Etre archéologue n’est pas de tout repos!

Raid sur Délos IV (suite)

Temps de lecture: 4 minutes

Mercredi 29 avril :

Mykonos, 10h. Nous reprenons le bateau et l’archéologue nous amène directement au quartier du théâtre. Maison par maison, mosaïque après mosaïque, nous progressons sous le soleil. Sans se soucier de sa fatigue et en essayant toujours de se concentrer sur son sujet, Sophie organise rationnellement la visite.
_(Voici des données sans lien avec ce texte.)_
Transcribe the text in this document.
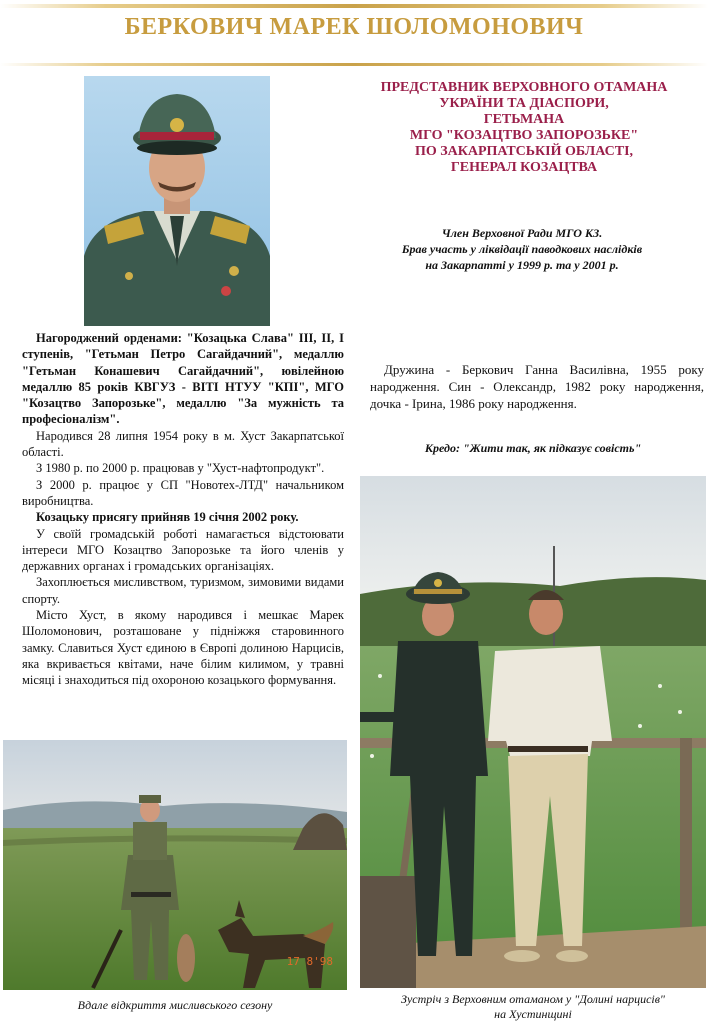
БЕРКОВИЧ МАРЕК ШОЛОМОНОВИЧ
ПРЕДСТАВНИК ВЕРХОВНОГО ОТАМАНА
УКРАЇНИ ТА ДІАСПОРИ,
ГЕТЬМАНА
МГО "КОЗАЦТВО ЗАПОРОЗЬКЕ"
ПО ЗАКАРПАТСЬКІЙ ОБЛАСТІ,
ГЕНЕРАЛ КОЗАЦТВА
Член Верховної Ради МГО КЗ.
Брав участь у ліквідації паводкових наслідків
на Закарпатті у 1999 р. та у 2001 р.

Нагороджений орденами: "Козацька Слава" ІІІ, ІІ, І ступенів, "Гетьман Петро Сагайдачний", медаллю "Гетьман Конашевич Сагайдачний", ювілейною медаллю 85 років КВГУЗ - ВІТІ НТУУ "КПІ", МГО "Козацтво Запорозьке", медаллю "За мужність та професіоналізм".

Народився 28 липня 1954 року в м. Хуст Закарпатської області.

З 1980 р. по 2000 р. працював у "Хуст-нафтопродукт".

З 2000 р. працює у СП "Новотех-ЛТД" начальником виробництва.

Козацьку присягу прийняв 19 січня 2002 року.

У своїй громадській роботі намагається відстоювати інтереси МГО Козацтво Запорозьке та його членів у державних органах і громадських організаціях.

Захоплюється мисливством, туризмом, зимовими видами спорту.

Місто Хуст, в якому народився і мешкає Марек Шоломонович, розташоване у підніжжя старовинного замку. Славиться Хуст єдиною в Європі долиною Нарцисів, яка вкривається квітами, наче білим килимом, у травні місяці і знаходиться під охороною козацького формування.

Дружина - Беркович Ганна Василівна, 1955 року народження. Син - Олександр, 1982 року народження, дочка - Ірина, 1986 року народження.
Кредо: "Жити так, як підказує совість"
17 8'98
Вдале відкриття мисливського сезону	Зустріч з Верховним отаманом у "Долині нарцисів"
на Хустинщині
Il devient pourtant de plus en plus difficile de faire abstraction des bruits extérieurs car on entend les cris de touristes expansifs….. Après avoir vu la terrasse des dieux étrangers, il nous faut redescendre sur le quai pour prendre le bateau. Mais Sophie ayant négocié avec le capitaine de la Margarita un retour plus tardif, nous repartons pour la visite de la maison de Fourni où elle travaille. Nous voilà marchant en sens opposé et nous comprenons tout de suite pourquoi notre archéologue a demandé « aux autorités » un âne, qu’elle n’a d’ailleurs jamais obtenu. Je l’imagine crapahuter comme nous le faisons en portant pelle, pioche et gros cabas de plastique pour y mettre petits gravas ou … fragments intéressants. Et encore, nous sommes au printemps… Je ne sais pas ce qui doit être pire : canicule et manque d’ombre l’été ou bien pluie et vent en début d’automne. Nous progressons environ pendant 20 minutes et c’est une découverte pour beaucoup d’entre nous : être archéologue, c’est aussi parcourir des kilomètres sous le soleil dans les chardons, à travers l’herbe assez haute en cette saison, tout en portant des sacs de sable, c’est enjamber des grosses pierres et arriver dans un endroit isolé avec pour toute compagnie des moutons et le souvenir pénible de femmes suppliciées à une date inconnue dans un trou. Bref, tout n’est pas rose !

C’est au faîte de « sa maison » que Sophie nous parle encore et encore, à nous qui sommes assis sur des sacs de sable à même la mosaïque, admiratifs de tant de science associée à tant de gentillesse. En rentrant, nous faisons un détour par la terrasse des dieux étrangers où un chemin nous permet de monter au Cynthe. Ce que nous faisons     sous le soleil, à la queue-leu-leu, dans les pierrailles et les piquants des plantes xérophiles. Nous avons les pieds en compote et les mollets dans les talons. C’est peut-être une aberration du point de vue anatomique, mais c’est pourtant exactement ce que nous ressentons. Au sommet, un souhait émis par tous les étudiants -y revenir un jour avec leurs élèves- montre que la boucle est bouclée et que la passion des archéologues est bien passée chez les étudiants. Cette fois-ci, c’est au pas de course que nous descendons vers le quai, car nous sommes presque en retard…

Photo: Délos, maison de Fourni. (c) tous droits réservés à GP.